作者: 浪花墨馨 | 来源:发表于2017-03-23 22:59 被阅读0次

    第一章   美好

    毕业了!终于毕业了!我有工作了!

    我终于毕业了!我有工作了!我毕业了!我有工作了!

    辛一甜在心里狂喊着,在自己六平方米的小屋里就像精神失常的病人,一会儿双脚跳,又学武打中的白鹤亮翅,亦或对着镜子做个鬼脸,挤眉弄眼……明天报到上班的狂喜使他难以安静下来。

    工作是什么?那是沙漠中奄奄一息的旅者看到一洼清泉的激动,那是久旱逢甘雨的喜悦,那是黑暗中一盏火把的光明,那是寒夜里一炉炭火的温暖,那是种子冲破石缝时的力量,希望,是理想,是爱情,是一切的美好的承载者!

    工作!工作!多么美好的事情啊!痛苦的两年过去了,终于可以自立了!

    生活,多美好啊呀

    因为,我有工作了!辛一甜一直在用心疯狂地喊着,似乎在他的面前有一个人在认真地听,在认真地分离他的快乐。是的,快乐只有和他人一起分享时才能更加激发出快乐的意义,这快乐无比才会显得更有价值。他把头伸在镜子前,左瞅瞅,右瞧瞧,他发现,镜子里的人双眸熠熠闪光,他看到一种叫激情的东西,如火焰般跳动。这跳动着的火焰是他从来没见到过的。他一下子愣住了;这是我吗?此时的我是不是可以用容光焕发来形容啊!?“那当然!”打个响指,三个字从他的唇间蹦出,有力而又干脆。

    生活啊,多么美好!

    我的小屋啊,你今天也是真漂亮啊!受潮的墙皮,有的地方发黑,有的地方发黄,有的地方发白,多像美丽的蜡染啊!亲爱的小屋啊,脱落的墙皮,露出你青色的皮肤,多健壮啊呀!亲爱的窗子,你真巧啊!把天空分割成整整齐齐的四十二块,多均匀啊,你是天生的数学家呀!噢,可爱的硬板床,我一翻身,你就吱吱呀地给我伴奏,多美妙的音乐,你才是天才的音乐家!

    我的感觉像在飞

    快乐在我身边陪

    你的笑容

    是那样的让人心醉

    朦胧的月色

    柔柔的光辉

    就是你有手儿向我轻轻挥

    辛一甜随口唱着,他的音色很美,有一种无法抗拒的磁性。“你”是谁,他不知道。只是一个模糊的影子,没有形状,没有容貌,可是这个“你”却总是在他的心中驻留。所有的欢乐与悲伤,他都与“你”倾诉。“你”似乎就是他的一个患难与共,能够相守一生的朋友,或者是爱人,红颜知己,有时候又是他的老师,他的长辈,还有的时候是他的小弟,小妹,一只小狗,一只小猫,或者是一本书,一个工艺品…………反正,在他需要的时候,任何一件东西都可以是“你”。很好的文学功底和两年的音乐专业的学习,使他自己作曲,自己作词,自己演唱的一首《伤别离》在一夜之间红遍整个师大校园。他,是有天赋的,那首歌的主角就是“你”。

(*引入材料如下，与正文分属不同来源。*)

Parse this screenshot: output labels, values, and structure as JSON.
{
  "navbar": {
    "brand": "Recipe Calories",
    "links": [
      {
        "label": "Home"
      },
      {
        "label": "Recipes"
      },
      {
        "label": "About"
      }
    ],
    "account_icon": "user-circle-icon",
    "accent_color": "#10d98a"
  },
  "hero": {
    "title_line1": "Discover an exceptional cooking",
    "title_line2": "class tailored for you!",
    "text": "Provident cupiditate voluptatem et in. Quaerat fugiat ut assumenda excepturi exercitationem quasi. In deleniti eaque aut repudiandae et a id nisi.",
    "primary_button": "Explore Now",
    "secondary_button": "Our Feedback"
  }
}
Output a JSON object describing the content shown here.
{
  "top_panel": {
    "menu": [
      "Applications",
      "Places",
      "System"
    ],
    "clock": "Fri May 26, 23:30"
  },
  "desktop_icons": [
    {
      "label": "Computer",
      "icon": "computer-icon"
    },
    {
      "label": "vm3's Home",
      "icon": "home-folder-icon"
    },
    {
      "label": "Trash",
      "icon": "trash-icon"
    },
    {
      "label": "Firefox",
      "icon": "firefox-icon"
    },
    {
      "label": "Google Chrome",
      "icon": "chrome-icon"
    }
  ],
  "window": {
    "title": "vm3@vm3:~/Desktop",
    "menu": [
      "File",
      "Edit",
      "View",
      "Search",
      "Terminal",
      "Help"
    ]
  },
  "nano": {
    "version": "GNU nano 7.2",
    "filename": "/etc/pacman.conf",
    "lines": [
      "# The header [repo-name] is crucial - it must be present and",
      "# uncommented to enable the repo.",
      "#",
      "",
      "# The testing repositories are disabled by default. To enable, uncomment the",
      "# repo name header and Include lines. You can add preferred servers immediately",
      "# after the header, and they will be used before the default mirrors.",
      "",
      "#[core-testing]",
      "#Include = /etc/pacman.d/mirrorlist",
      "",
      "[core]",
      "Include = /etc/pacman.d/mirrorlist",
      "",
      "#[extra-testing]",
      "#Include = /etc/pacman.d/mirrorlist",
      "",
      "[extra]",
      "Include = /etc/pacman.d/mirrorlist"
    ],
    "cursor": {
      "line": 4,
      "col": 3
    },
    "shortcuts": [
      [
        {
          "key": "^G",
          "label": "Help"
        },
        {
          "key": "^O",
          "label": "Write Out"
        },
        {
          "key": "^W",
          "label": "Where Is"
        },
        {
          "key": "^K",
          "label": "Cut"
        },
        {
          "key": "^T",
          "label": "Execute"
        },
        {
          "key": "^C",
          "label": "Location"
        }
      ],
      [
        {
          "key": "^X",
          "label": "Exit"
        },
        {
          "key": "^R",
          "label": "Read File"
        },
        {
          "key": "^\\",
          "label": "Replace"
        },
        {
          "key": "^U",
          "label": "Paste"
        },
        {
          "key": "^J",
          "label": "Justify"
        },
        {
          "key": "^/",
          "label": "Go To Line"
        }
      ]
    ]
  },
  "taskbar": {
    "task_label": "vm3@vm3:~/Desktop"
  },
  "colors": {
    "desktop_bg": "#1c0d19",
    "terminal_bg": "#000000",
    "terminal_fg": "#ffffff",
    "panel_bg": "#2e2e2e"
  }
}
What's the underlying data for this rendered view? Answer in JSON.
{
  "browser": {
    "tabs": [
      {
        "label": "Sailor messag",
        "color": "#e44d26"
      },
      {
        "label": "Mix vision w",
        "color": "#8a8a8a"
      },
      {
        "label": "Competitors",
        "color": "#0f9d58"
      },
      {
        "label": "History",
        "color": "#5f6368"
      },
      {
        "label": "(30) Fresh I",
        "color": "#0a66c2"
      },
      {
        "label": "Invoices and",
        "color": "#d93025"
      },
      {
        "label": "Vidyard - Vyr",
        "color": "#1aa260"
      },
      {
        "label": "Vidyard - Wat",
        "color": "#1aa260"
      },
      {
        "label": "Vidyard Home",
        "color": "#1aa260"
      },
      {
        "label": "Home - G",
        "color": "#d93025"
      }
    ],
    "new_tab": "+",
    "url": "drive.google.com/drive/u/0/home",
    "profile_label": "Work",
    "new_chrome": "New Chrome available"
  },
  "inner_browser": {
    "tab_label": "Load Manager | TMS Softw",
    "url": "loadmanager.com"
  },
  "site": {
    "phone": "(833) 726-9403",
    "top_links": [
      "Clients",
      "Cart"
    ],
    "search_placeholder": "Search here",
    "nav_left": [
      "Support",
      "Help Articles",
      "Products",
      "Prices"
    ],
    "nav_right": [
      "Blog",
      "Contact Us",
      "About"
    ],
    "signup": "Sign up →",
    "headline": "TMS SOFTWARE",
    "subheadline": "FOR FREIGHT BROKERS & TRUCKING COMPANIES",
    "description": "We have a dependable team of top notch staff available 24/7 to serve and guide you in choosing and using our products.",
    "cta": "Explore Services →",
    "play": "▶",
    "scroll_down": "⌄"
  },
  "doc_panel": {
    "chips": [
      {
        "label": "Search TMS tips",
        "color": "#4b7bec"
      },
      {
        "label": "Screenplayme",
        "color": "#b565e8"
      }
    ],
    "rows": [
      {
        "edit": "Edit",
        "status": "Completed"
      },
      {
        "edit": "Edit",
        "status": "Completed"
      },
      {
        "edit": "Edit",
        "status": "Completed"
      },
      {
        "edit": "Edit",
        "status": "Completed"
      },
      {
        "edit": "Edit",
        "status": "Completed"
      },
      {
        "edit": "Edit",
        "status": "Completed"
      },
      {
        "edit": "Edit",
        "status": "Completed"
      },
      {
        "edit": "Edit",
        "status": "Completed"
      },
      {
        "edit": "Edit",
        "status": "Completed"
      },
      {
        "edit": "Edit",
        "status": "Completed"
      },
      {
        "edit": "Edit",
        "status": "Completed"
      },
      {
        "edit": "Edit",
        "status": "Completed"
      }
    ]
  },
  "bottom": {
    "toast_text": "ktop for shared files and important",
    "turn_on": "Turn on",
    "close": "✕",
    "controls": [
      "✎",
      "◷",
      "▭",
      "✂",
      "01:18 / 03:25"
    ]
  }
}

    被幸福与快乐包围的人是没有睡眠的。他拿起笔,写下一首歌。

    爱在无眠夜

    敞开我的怀抱

    将你轻轻相拥

    淡淡的月光

    像你迷蒙双眸

    我知道

    你曾心事重重

    亲爱的

    你是我今生今世不变的放纵

    敞开我的怀抱

    将你轻轻相拥

    喃喃的私语

    是我永远爱你

    我听见

    你心潮汹汹

    亲爱的

    你是我前生来世的情有独钟

    亲爱的

    你是我今生今世不变的放纵

    亲爱的

    你是我前生来世的情有独钟

    他一气呵成,没有一点的修改,而且,曲谱也是一气呵成。

    “这是什么,这就是艺术的灵感!哈哈哈!”辛一甜有点情不自禁了。这是他多年来的第一次对自己的夸耀,但这并没有什么,他是在自己的家里,不用担心有人会说不谦虚。好多的时候,人是需要对自己放松放松的,否则,人会憋出病的。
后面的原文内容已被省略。